Happy Belated Birthday, Google :)

Kamis, 25 September 2012,  Google berulang tahun, dan banyak sekali siswa yang saling retweet dan me-retweet “Selamat ulang tahun Google, terimakasih telah menjadi lebih pintar dari guru kami di sekolah dan membantu kami selama ini”.

Sementara pada hari yang sama,  saya membaca salah satu twit siswa saya kelas 8 berbunyi “If teachers can’t be good in every subject, why are the teachers expecting us to be good in all the subjects?”

Bagaimana perasaan bapak/ibu guru jika dianggap “kalah pintar” dibanding google? Sebaiknya jangan tersinggung, karena kenyataannya google memang “pintar”, demikian pula Wikipedia dan berbagai situs yang berhubungan dengan pengetahuan. Jika sudah demikian, lalu apa tugas guru, semua materi dapat diunduh sendiri via situs.

Miris, sedih sekaligus senang? atau senang sekaligus sedih? Atau bukan kedua-duanya? 😉

Siswa yang saya maksud dalam twit di atas adalah siswa yang berprestasi, memiliki bakat dan talenta yang baik. Saya sering mengatakan “bersyukurlah kalau kamu memiliki talenta yang diberikan Tuhan itu”.
Tapi kok dia masih bisa berucap seperti itu ya?

Kalau siswa demikian saja mengungkapkan “galau” hatinya sedemikian rupa, bagaimana dengan siswa yang tidak pandai secara akademis tetapi memiliki talenta yang bukan bidang akademis? Kepada siswa yang seperti itu saya sering mengatakan “carilah, galilah terus apa talentamu sampai suatu hari kamu akan menemukan dan dapat melipatgandakannya kelak sehingga kamu menjadi sukses”.

Saya sering mendengar percakapan di antara rekan yang mengatakan bahwa siswa harus mendapat “push” yang besar agar dia tergali kreatifitasnya. Katanya, siswa harus diberikan tugas sebanyak mungkin agar dia menjadi pintar. Siswa harus diberikan standar maksimal bukan minimal agar si siswa tahu apa yang jadi talentanya dan dapat dia kembangkan sejak dini, di mana semuanya itu cukup benar dan masuk akal, sepanjang bukan menjadi suatu ajang adu “kreatifitas” si guru dalam penilaian skala “terampil menciptakan tugas untuk siswa yang beragam”.

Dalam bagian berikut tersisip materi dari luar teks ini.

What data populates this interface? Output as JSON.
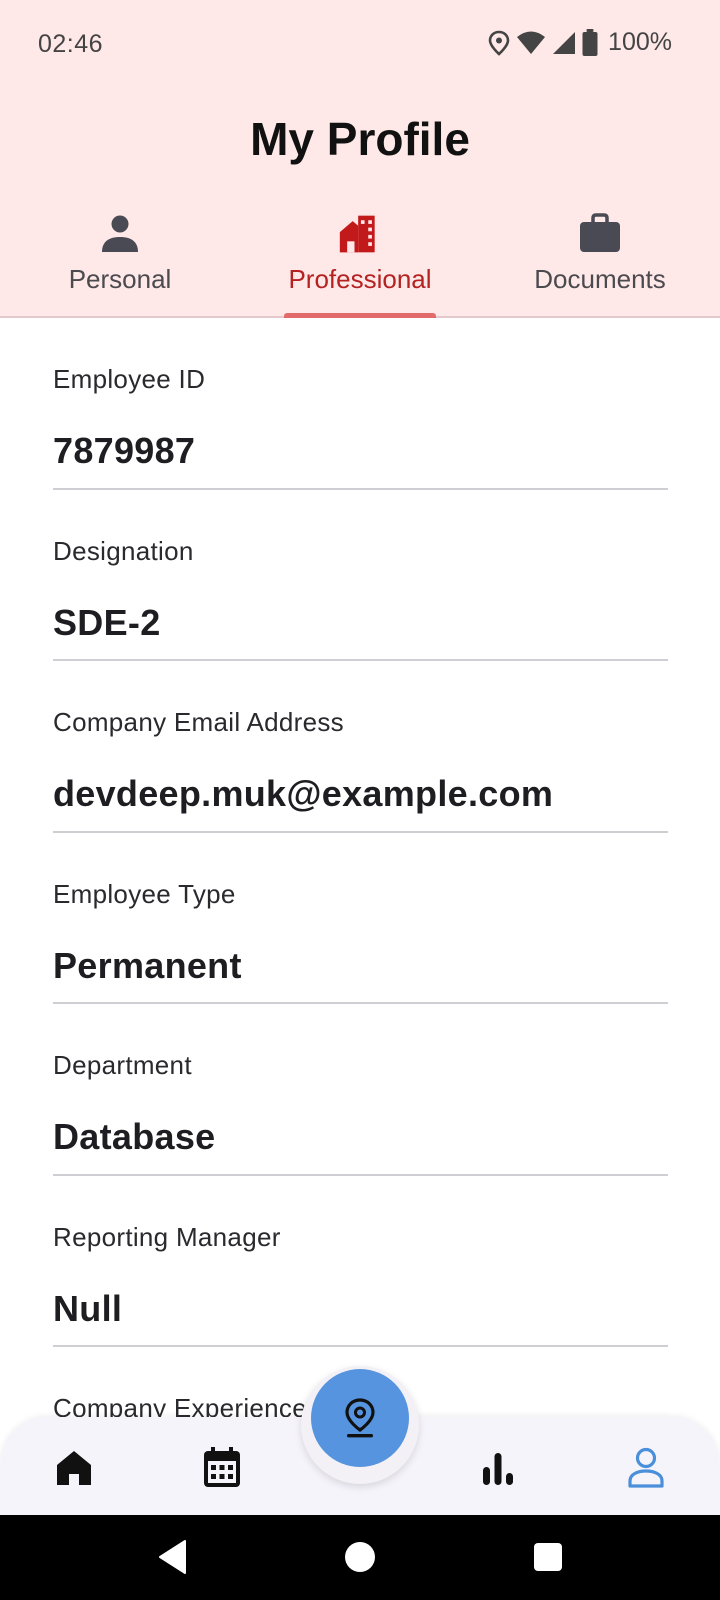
{
  "status_bar": {
    "time": "02:46",
    "battery": "100%"
  },
  "header": {
    "title": "My Profile"
  },
  "tabs": [
    {
      "label": "Personal",
      "icon": "person-icon",
      "active": false
    },
    {
      "label": "Professional",
      "icon": "office-building-icon",
      "active": true
    },
    {
      "label": "Documents",
      "icon": "briefcase-icon",
      "active": false
    }
  ],
  "fields": [
    {
      "label": "Employee ID",
      "value": "7879987"
    },
    {
      "label": "Designation",
      "value": "SDE-2"
    },
    {
      "label": "Company Email Address",
      "value": "devdeep.muk@example.com"
    },
    {
      "label": "Employee Type",
      "value": "Permanent"
    },
    {
      "label": "Department",
      "value": "Database"
    },
    {
      "label": "Reporting Manager",
      "value": "Null"
    },
    {
      "label": "Company Experience Period",
      "value": ""
    }
  ],
  "bottom_nav": {
    "items": [
      "home-icon",
      "calendar-icon",
      "location-pin-icon",
      "bar-chart-icon",
      "profile-icon"
    ],
    "active": "profile-icon"
  },
  "colors": {
    "header_bg": "#ffe8e8",
    "accent_red": "#b52222",
    "fab_blue": "#5694e0",
    "active_nav": "#4a8fd9"
  }
}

Seperti dituliskan oleh Robert John Meehan “The best teaching always takes place in the frame work of high expectation”. Guru sangat bisa dan boleh meletakkan skala ekspektasi yang tinggi kepada para siswanya. Ragam tugas, bobot dan jumlah tugas bisa saja menjadi dasar seorang guru membuat kerangka kerja maksimal untuk siswanya.

Tetapi pemikiran selanjutnya adalah apakah skala tingginya ekspektasi itu menjadi sama untuk semua siswa? Sementara siswa diminta untuk menunjukkan “multiple intelegence” nya, di saat yang sama pula, semua tugas diletakkan dalam kerangka kerja “high expectation” tadi? Jadi siapa yang berhak menentukan seberapa “high” dasar pencapaian hasil siswa? Sekolahkah? Gurukah? Atau siswa sendirikah?

Introspeksi seorang guru yang cukup sulit adalah menyadari jika seorang anak juga memiliki “kehidupannya” sendiri. “me time”.
Saya merasa kebanyakan dari kita malah akan berasumsi justru siswa tidak boleh menghabiskan waktu terlalu lama menggunakan imaginasinya dalam “waktu bengongnya” (imaginasi yang saya maksud bisa berupa “baca-baca” quote twit yang aneh-aneh, nonton berbagai gaya “gangnam” :), celoteh berkepanjangan di twitter, dan masih banyak lain).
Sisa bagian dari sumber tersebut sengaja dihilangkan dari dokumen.